= Ludvig Munthe (bishop) =

Ludvig Hanssøn Munthe (August 2, 1593 – December 3, 1649) was the Bishop of the Diocese of Bjørgvin from 1636 to 1649.

==Life and work==
Munthe was born in Tikøb, Denmark. He was the son of the parish priest Hans Ludvigssøn Munthe (1560–1601) and Anne Catharina de Fine (1566–1601). Munthe came from a family of priests. Both of his parents died from the plague in 1601, and Ludvig was educated at his uncle's residence in Lund.

In 1613 he was admitted to the University of Copenhagen, where he received his bachelor's degree in 1616 and master's degree in 1619. He became a teacher at Lund Cathedral School in 1616, but resigned shortly after to privately teach several of the sons of the nobleman Otto Lindenov. This involved two long trips abroad. He spent six years at German universities and became familiar with contemporary theological and religious orientations.

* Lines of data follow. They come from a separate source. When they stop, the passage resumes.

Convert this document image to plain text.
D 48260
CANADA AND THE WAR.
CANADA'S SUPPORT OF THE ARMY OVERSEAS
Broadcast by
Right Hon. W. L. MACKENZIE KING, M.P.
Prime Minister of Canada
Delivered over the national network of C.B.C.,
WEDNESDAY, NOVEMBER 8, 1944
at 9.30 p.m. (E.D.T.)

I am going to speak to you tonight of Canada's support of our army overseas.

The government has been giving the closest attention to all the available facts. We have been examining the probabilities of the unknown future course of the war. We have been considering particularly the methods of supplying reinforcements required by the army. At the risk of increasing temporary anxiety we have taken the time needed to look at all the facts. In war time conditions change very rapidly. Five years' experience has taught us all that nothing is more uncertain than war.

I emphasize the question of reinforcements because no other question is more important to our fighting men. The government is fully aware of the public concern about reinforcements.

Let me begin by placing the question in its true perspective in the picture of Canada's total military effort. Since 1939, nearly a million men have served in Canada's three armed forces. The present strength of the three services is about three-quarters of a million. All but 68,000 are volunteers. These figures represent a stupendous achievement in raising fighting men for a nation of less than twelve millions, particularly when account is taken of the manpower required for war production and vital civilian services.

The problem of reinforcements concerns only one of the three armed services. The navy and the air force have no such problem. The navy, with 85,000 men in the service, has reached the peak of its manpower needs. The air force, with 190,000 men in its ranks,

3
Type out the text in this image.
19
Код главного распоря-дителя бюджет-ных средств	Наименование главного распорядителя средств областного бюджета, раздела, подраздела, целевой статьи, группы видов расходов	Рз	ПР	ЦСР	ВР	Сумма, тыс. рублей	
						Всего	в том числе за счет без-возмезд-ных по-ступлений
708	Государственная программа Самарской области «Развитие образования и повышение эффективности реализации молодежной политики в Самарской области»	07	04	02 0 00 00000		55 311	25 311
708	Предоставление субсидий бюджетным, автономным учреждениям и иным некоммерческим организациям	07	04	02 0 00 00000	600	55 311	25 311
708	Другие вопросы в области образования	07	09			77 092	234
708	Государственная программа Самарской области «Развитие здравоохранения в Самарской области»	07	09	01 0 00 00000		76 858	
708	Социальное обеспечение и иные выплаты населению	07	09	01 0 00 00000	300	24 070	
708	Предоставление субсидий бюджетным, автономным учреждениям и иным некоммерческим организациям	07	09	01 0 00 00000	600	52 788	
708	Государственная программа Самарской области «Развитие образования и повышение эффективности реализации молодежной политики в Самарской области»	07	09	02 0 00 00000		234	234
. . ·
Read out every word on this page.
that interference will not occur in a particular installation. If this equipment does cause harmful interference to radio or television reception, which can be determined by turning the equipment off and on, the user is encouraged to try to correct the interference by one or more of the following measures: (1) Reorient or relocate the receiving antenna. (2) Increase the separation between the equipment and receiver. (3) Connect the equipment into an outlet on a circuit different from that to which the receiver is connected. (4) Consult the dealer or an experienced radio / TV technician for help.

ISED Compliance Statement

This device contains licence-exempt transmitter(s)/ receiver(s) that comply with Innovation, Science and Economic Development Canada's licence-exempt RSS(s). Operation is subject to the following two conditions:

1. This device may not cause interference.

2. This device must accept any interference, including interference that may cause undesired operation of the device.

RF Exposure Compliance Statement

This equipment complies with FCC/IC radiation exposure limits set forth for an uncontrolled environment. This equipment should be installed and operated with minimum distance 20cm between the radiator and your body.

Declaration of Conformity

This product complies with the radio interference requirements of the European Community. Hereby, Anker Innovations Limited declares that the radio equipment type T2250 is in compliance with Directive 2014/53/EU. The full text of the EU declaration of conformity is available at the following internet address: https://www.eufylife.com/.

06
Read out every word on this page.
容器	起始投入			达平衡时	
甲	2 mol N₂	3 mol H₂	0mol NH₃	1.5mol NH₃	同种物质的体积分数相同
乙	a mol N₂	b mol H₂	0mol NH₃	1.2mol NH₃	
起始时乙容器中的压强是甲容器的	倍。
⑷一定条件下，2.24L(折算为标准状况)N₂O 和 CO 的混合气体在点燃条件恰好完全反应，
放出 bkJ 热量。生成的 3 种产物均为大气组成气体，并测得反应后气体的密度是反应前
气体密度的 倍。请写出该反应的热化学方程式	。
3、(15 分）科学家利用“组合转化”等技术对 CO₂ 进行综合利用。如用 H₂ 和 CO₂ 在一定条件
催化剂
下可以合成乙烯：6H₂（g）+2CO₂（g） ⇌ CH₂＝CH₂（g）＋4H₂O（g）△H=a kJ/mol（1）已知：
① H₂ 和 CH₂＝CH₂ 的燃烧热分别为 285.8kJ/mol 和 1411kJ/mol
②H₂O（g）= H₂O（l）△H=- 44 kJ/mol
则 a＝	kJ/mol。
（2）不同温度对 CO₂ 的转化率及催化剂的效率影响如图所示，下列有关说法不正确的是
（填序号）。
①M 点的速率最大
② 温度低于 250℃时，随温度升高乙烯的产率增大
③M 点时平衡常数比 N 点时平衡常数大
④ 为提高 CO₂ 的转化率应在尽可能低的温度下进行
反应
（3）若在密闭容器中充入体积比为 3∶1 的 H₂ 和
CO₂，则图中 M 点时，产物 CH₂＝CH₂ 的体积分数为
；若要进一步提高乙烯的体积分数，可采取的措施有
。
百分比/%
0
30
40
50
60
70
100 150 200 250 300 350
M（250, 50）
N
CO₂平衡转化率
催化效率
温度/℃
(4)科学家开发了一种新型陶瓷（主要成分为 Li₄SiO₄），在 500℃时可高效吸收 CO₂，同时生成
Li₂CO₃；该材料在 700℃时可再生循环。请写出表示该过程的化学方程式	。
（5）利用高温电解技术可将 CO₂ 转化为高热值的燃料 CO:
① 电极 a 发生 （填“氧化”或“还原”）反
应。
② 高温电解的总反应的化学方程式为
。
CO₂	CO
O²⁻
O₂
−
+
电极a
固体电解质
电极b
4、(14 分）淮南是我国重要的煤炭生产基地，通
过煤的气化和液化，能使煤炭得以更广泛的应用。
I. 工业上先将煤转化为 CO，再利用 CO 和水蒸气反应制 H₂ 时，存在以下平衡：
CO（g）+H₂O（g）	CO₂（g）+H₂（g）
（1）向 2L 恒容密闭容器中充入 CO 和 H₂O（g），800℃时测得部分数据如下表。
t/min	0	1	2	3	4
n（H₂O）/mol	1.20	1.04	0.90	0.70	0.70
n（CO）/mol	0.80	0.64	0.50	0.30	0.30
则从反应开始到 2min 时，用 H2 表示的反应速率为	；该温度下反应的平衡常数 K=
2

In 1624 he was appointed parish priest at Nordre Borreby in Scania, and in 1634 senior court priest (hoffpredikant) at the court for King Christian IV.
In 1636, Munthe was named Bishop of Bergen and he arrived in the town in March 1637. He was the first member of the Munthe family to arrive in Norway, when he took the office of his diocese. As bishop, he worked intensely to develop schooling and popular education through the liturgy and religious life. After the town fire of 1640, he rebuilt Bergen Cathedral School and expanded preaching and teaching activities.

Bishop Munthe published an exposition of the catechism in 1644. Munthe's views represented the widespread Lutheran orthodoxy of his time. Some of his effort was directed against "pagan and papist customs" in the form of carnival customs and processions. He criticized popular customs, including the use of images of the saints and the pilgrimage to Røldal.

==Family and descendants==
In 1624, Munthe married Ingeborg Sørensdatter Friis, daughter of the court scribe Søren Friis. They were the parents of twelve children.
Munthe died at Bergen in 1649; his wife died in 1654.

Munthe's daughter Elisabeth Munthe (c. 1630 – c. 1649) was the wife of Christen Paus, mayor of Bergen. His daughter Birgitte Munthe (1634–1708) married Christopher Morgenstierne (1619–1679).
His daughter Abel Munthe (1628–1676), who was married to university professor Peder Lem (1617–1663), was the grandmother of Ludvig Holberg.